Legal action resulting from an academic laboratory accident

The Sheri Sangji case is the first criminal case resulting from an academic laboratory accident.

The case arose from a fatal accident that occurred in the chemistry laboratory of Patrick Harran at the University of California, Los Angeles (UCLA). Research assistant Sheharbano "Sheri" Sangji suffered severe burns from a fire that occurred on December 29, 2008, when a plastic syringe she was using to transfer the pyrophoric reagent tert-butyllithium from one sealed container to another came apart, spilling the chemical, and igniting a fire. Sangji was not wearing a protective lab coat and her clothing caught fire, resulting in severe burns that led to her death 18 days later.

An investigation was conducted by the California Occupational Safety and Health Administration (Cal/OSHA), which protects the public and workers from safety hazards and enforces the U.S. State of California's occupational and public safety laws.

In 2009, Cal/OSHA fined UCLA $31,875 for violations relating to the fire and in 2012, the Los Angeles District Attorney filed four felony charges against the Regents of the University of California and Patrick Harran for "willful violation of safety regulations". However, prosecutors reached a deferred prosecution agreement after Harran agreed to pay a donation to a local burn center and do community service. On September 6, 2018, the court announced that Harran had fulfilled the terms of the agreement, and dismissed the charges against him.

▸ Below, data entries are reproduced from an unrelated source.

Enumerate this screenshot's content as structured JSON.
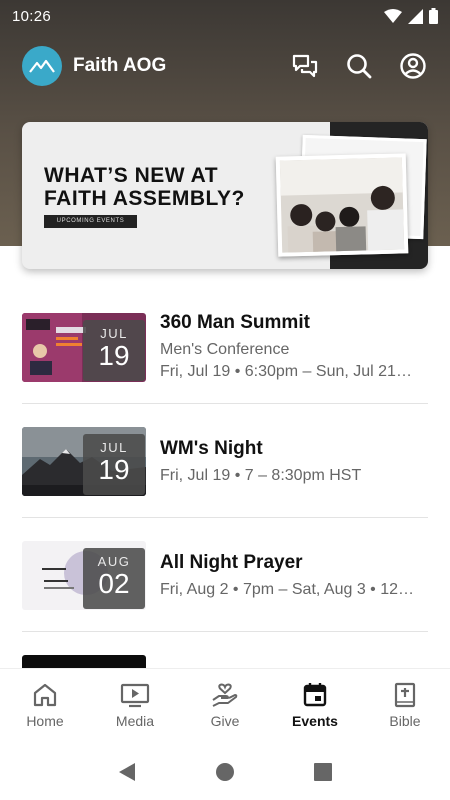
{
  "status_bar": {
    "time": "10:26"
  },
  "app_bar": {
    "title": "Faith AOG"
  },
  "banner": {
    "title_line1": "WHAT’S NEW AT",
    "title_line2": "FAITH ASSEMBLY?",
    "tag": "UPCOMING EVENTS"
  },
  "events": [
    {
      "month": "JUL",
      "day": "19",
      "title": "360 Man Summit",
      "subtitle": "Men's Conference",
      "time": "Fri, Jul 19 • 6:30pm – Sun, Jul 21…"
    },
    {
      "month": "JUL",
      "day": "19",
      "title": "WM's Night",
      "time": "Fri, Jul 19 • 7 – 8:30pm HST"
    },
    {
      "month": "AUG",
      "day": "02",
      "title": "All Night Prayer",
      "time": "Fri, Aug 2 • 7pm – Sat, Aug 3 • 12…"
    }
  ],
  "bottom_nav": [
    {
      "label": "Home",
      "icon": "home-icon"
    },
    {
      "label": "Media",
      "icon": "media-icon"
    },
    {
      "label": "Give",
      "icon": "give-icon"
    },
    {
      "label": "Events",
      "icon": "events-icon",
      "active": true
    },
    {
      "label": "Bible",
      "icon": "bible-icon"
    }
  ]
}
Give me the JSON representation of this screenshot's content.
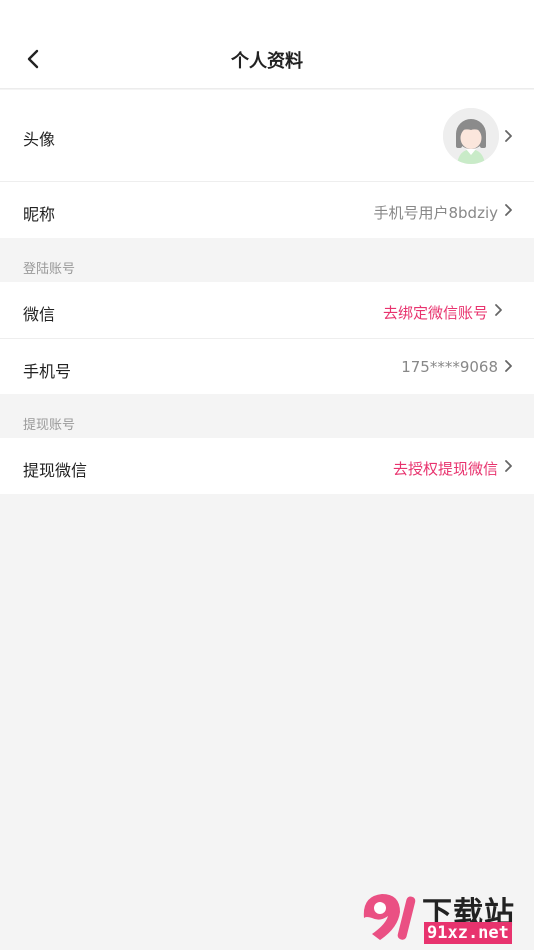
{
  "header": {
    "title": "个人资料",
    "back_icon": "chevron-left-icon"
  },
  "profile": {
    "avatar_label": "头像",
    "nickname_label": "昵称",
    "nickname_value": "手机号用户8bdziy"
  },
  "login_section": {
    "title": "登陆账号",
    "wechat_label": "微信",
    "wechat_value": "去绑定微信账号",
    "phone_label": "手机号",
    "phone_value": "175****9068"
  },
  "withdraw_section": {
    "title": "提现账号",
    "wechat_label": "提现微信",
    "wechat_value": "去授权提现微信"
  },
  "watermark": {
    "text": "下载站",
    "url": "91xz.net",
    "mark": "91"
  },
  "colors": {
    "accent": "#e8336e",
    "background": "#f4f4f4",
    "secondary_text": "#888888"
  }
}
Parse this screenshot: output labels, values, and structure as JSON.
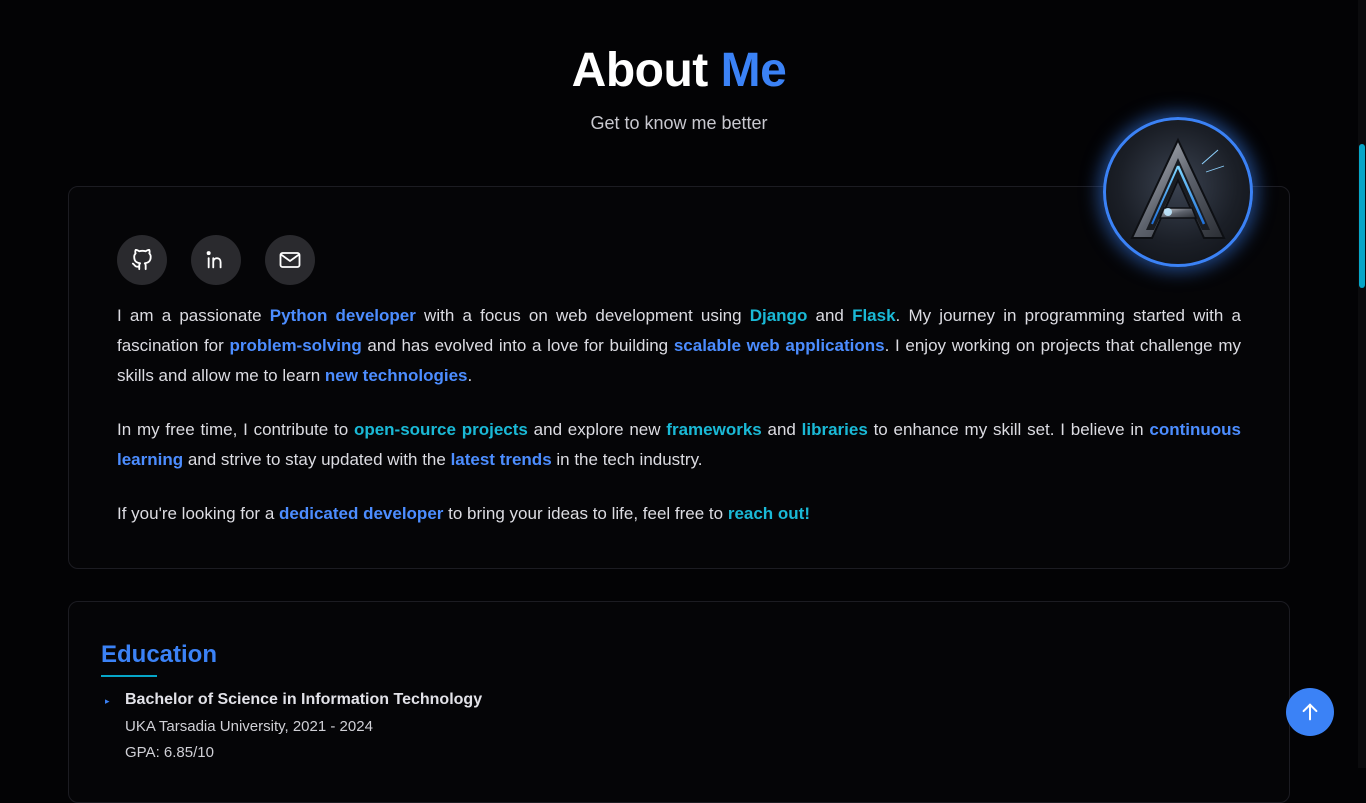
{
  "header": {
    "title_main": "About",
    "title_accent": "Me",
    "subtitle": "Get to know me better"
  },
  "social": [
    {
      "icon": "github-icon",
      "label": "GitHub"
    },
    {
      "icon": "linkedin-icon",
      "label": "LinkedIn"
    },
    {
      "icon": "mail-icon",
      "label": "Email"
    }
  ],
  "bio": {
    "p1": {
      "t1": "I am a passionate ",
      "h1": "Python developer",
      "t2": " with a focus on web development using ",
      "h2": "Django",
      "t3": " and ",
      "h3": "Flask",
      "t4": ". My journey in programming started with a fascination for ",
      "h4": "problem-solving",
      "t5": " and has evolved into a love for building ",
      "h5": "scalable web applications",
      "t6": ". I enjoy working on projects that challenge my skills and allow me to learn ",
      "h6": "new technologies",
      "t7": "."
    },
    "p2": {
      "t1": "In my free time, I contribute to ",
      "h1": "open-source projects",
      "t2": " and explore new ",
      "h2": "frameworks",
      "t3": " and ",
      "h3": "libraries",
      "t4": " to enhance my skill set. I believe in ",
      "h4": "continuous learning",
      "t5": " and strive to stay updated with the ",
      "h5": "latest trends",
      "t6": " in the tech industry."
    },
    "p3": {
      "t1": "If you're looking for a ",
      "h1": "dedicated developer",
      "t2": " to bring your ideas to life, feel free to ",
      "h2": "reach out!"
    }
  },
  "education": {
    "title": "Education",
    "items": [
      {
        "degree": "Bachelor of Science in Information Technology",
        "school": "UKA Tarsadia University, 2021 - 2024",
        "gpa": "GPA: 6.85/10"
      }
    ]
  },
  "colors": {
    "background": "#030305",
    "accent_blue": "#3b82f6",
    "accent_cyan": "#06a6c8"
  }
}
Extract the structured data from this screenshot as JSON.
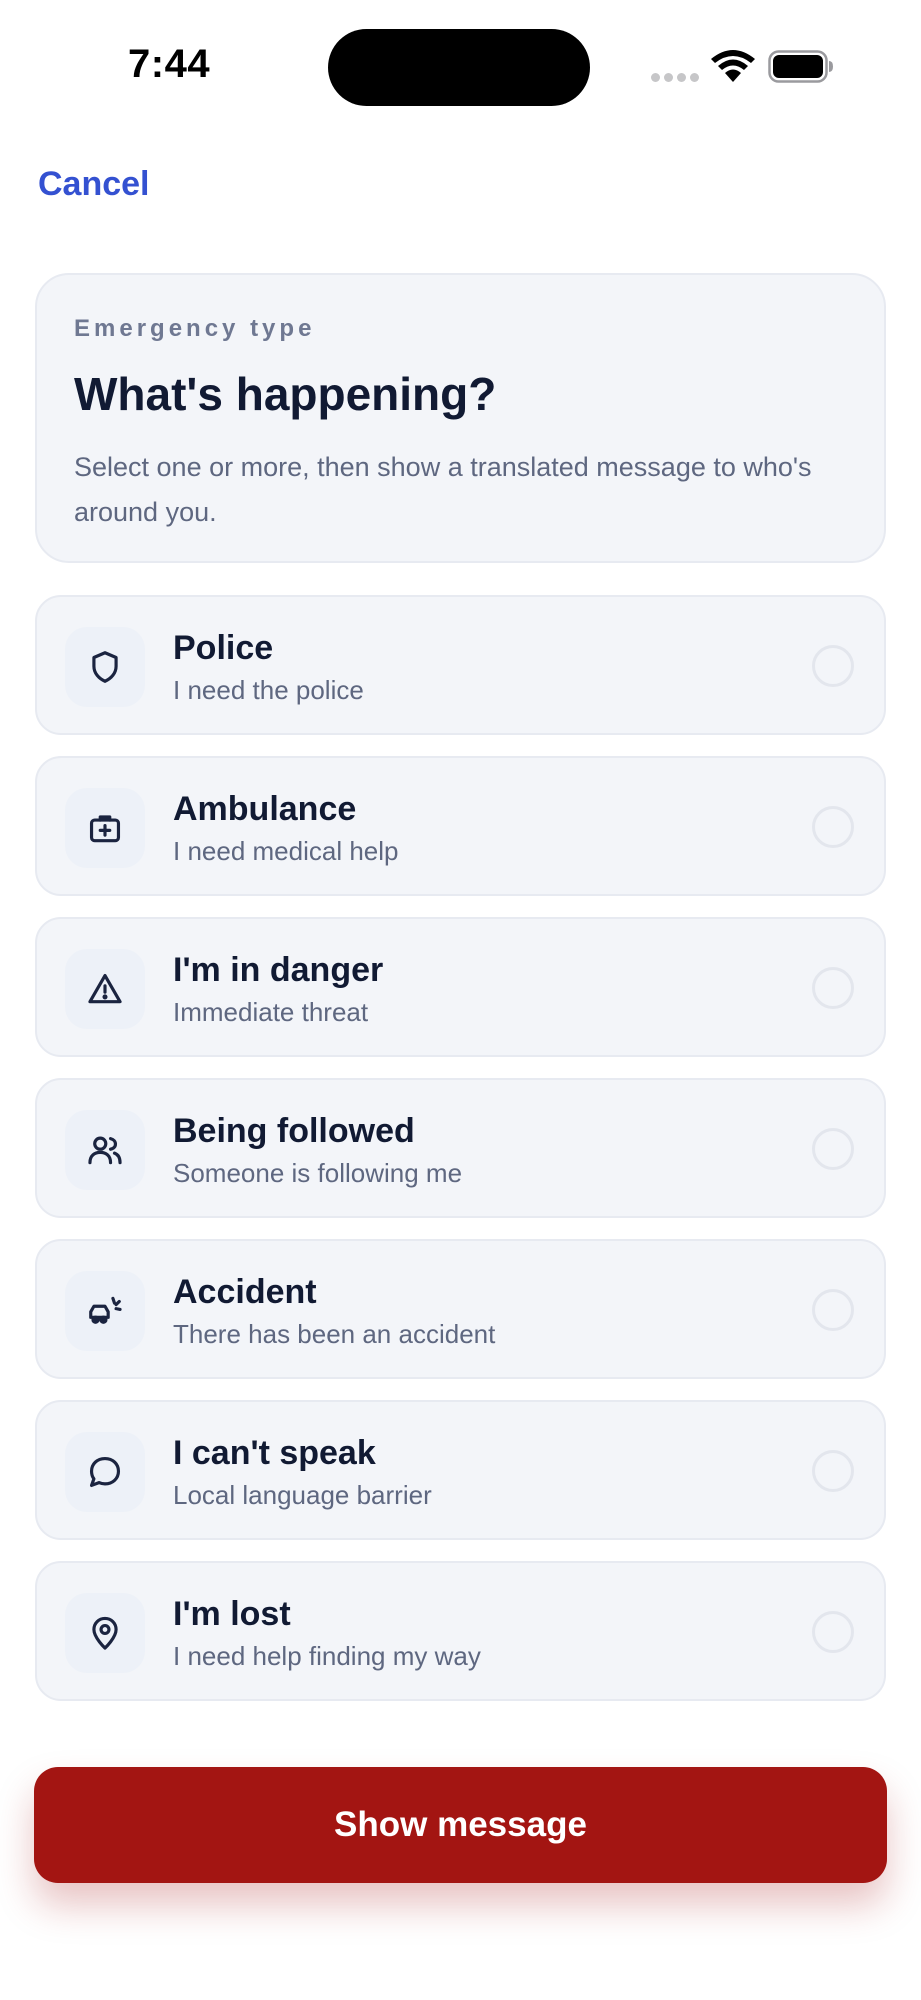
{
  "status_bar": {
    "time": "7:44",
    "icons": [
      "signal-dots-icon",
      "wifi-icon",
      "battery-icon"
    ]
  },
  "nav": {
    "cancel_label": "Cancel"
  },
  "header": {
    "eyebrow": "Emergency type",
    "title": "What's happening?",
    "subtitle": "Select one or more, then show a translated message to who's around you."
  },
  "options": [
    {
      "icon": "shield-icon",
      "title": "Police",
      "subtitle": "I need the police",
      "selected": false
    },
    {
      "icon": "medical-kit-icon",
      "title": "Ambulance",
      "subtitle": "I need medical help",
      "selected": false
    },
    {
      "icon": "warning-triangle-icon",
      "title": "I'm in danger",
      "subtitle": "Immediate threat",
      "selected": false
    },
    {
      "icon": "users-icon",
      "title": "Being followed",
      "subtitle": "Someone is following me",
      "selected": false
    },
    {
      "icon": "car-crash-icon",
      "title": "Accident",
      "subtitle": "There has been an accident",
      "selected": false
    },
    {
      "icon": "speech-bubble-icon",
      "title": "I can't speak",
      "subtitle": "Local language barrier",
      "selected": false
    },
    {
      "icon": "map-pin-icon",
      "title": "I'm lost",
      "subtitle": "I need help finding my way",
      "selected": false
    }
  ],
  "cta": {
    "label": "Show message"
  },
  "colors": {
    "accent": "#3451d1",
    "danger": "#a31512",
    "card_bg": "#f3f5f9",
    "text_primary": "#111a33",
    "text_secondary": "#5e6780"
  }
}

Sangji's death and Harran's legal proceedings have led to a significant increase in the safety standards of research laboratories in academic settings.

Sangji's family was unhappy with the terms of the settlement with Harran. Sangji's sister, Naveen, remarked "[t]his settlement, like the previous one with UCLA, is barely a slap on the wrist for the responsible individual."
She noted that previous safety violations in his lab were not corrected before her sister's death and that UCLA had ignored the "wake-up calls" of earlier accidents in other labs. She decried the nearly $4.5 million in legal fees the public university spent defending itself and Harran.